La evidencia de que esta ilusión existe podemos encontrarla en un debate reciente, alrededor de un proyecto de reforma constitucional, el cual busca establecer el principio de sostenibilidad fiscal. Tal principio no hace más que incorporar una noción que debería ser evidente para quien entienda aritmética elemental: no puede hacerse gasto con recursos que no existen; y, además, por tratarse de recursos cuya naturaleza es limitada, la decisión sobre el modo como se usan debe tener en cuenta dicha limitación. Varios sectores, entonces, han opuesto un argumento según el cual de ese modo se estarían limitando los derechos constitucionales. Mi pregunta, para quienes sostienen esa objeción, es cómo piensan otorgar beneficios económicos que excedan los recursos disponibles. Ante esta pregunta, la respuesta suele ser la misma que se da cuando se hace crítica de ciertas sentencias económicas: que estamos hablando de derechos, y que por tanto no pueden considerarse limitaciones.
Esta, por supuesto, es una respuesta insatisfactoria. La simple proclamación de que tales beneficios emergen de derechos no resuelve el problema de fondo, a saber, el de la asignación de recursos concretos para su satisfacción. Problema que tampoco se resuelve con decir que ha de ser el Estado el que consiga esos recursos, tal vez mediante mayor tributación. Por un lado, porque la capacidad tributaria de una sociedad tiene límites. Y, por otro lado, porque incluso si el Estado lograse conseguir recursos cuantiosos, duplicar o triplicar sus recursos actuales, ellos seguirían siendo recursos finitos, y no podrían satisfacer la naturaleza ilimitada que en aquella concepción tienen los derechos económicos.
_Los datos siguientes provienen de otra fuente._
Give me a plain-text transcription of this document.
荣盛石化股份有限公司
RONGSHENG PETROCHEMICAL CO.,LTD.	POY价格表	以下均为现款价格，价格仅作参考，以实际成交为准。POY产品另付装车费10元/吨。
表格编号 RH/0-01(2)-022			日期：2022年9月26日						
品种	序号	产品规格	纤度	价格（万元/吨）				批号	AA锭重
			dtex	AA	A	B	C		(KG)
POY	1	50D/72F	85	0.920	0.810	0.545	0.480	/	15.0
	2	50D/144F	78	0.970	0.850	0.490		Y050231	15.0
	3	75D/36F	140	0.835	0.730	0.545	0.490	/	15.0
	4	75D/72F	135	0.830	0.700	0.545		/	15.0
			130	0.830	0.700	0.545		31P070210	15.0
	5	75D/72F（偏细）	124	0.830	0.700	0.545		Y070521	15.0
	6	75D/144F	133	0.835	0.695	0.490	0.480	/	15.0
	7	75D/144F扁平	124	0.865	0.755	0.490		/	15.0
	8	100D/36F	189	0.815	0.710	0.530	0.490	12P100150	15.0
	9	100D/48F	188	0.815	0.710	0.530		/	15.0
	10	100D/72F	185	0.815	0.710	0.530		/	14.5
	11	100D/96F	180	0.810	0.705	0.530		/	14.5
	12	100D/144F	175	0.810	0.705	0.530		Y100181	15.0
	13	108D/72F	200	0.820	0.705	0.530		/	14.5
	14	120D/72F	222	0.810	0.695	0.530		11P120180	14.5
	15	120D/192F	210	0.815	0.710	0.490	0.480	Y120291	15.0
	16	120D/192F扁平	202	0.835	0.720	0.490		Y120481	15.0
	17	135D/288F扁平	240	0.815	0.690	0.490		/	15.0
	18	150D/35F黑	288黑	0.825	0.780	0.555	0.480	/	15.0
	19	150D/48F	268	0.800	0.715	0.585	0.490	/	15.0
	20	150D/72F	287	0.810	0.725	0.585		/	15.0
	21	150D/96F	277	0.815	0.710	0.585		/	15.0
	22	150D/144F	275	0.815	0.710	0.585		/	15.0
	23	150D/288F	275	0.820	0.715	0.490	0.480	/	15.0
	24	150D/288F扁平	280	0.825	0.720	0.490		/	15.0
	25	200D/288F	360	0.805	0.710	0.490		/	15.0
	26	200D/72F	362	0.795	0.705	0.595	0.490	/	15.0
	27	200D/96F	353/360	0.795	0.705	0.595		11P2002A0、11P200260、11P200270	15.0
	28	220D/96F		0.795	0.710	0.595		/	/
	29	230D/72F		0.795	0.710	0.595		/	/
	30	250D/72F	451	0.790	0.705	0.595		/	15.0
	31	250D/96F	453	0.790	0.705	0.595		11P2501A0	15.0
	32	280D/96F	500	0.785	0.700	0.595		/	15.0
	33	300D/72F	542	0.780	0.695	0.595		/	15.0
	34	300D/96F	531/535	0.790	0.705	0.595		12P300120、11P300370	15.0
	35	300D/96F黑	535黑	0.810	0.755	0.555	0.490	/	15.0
Al problema ya citado se une, en mi opinión, otro igualmente serio, también generado por la interpretación predominante de los derechos económicos: el de creer que las decisiones de naturaleza económica pueden zanjarse con apelación a criterios constitucionales, en particular al de derechos económicos. Por supuesto que en las decisiones económicas han de atenderse criterios de orden normativo, pero la naturaleza de los problemas por decidir dicta el método de su resolución. Cómo generar más empleo, cómo aumentar el ingreso familiar, cómo proveer más vivienda, etc., son problemas que demandan una solución económica, es decir, crear las condiciones, cualquiera que sean, para que, en la práctica, puedan solucionarse esos problemas. Esto implicará la consideración de numerosas alternativas, y al evaluarlas, será necesario examinar cuál de ellas es más conducente a la producción efectiva del resultado, teniendo en cuenta además sus impactos colaterales no inmediatos. Nuestra jurisprudencia, en buena medida, ha optado por otro camino: por forzar alternativas que supuestamente emanan de los derechos constitucionales, sin considerar si ellas son las más efectivas para propiciar aquello que quiere lograrse y sin detenerse a pensar en todas las ramificaciones y costos que su decisión tiene.
Como siempre, recibo con la mayor atención sus opiniones.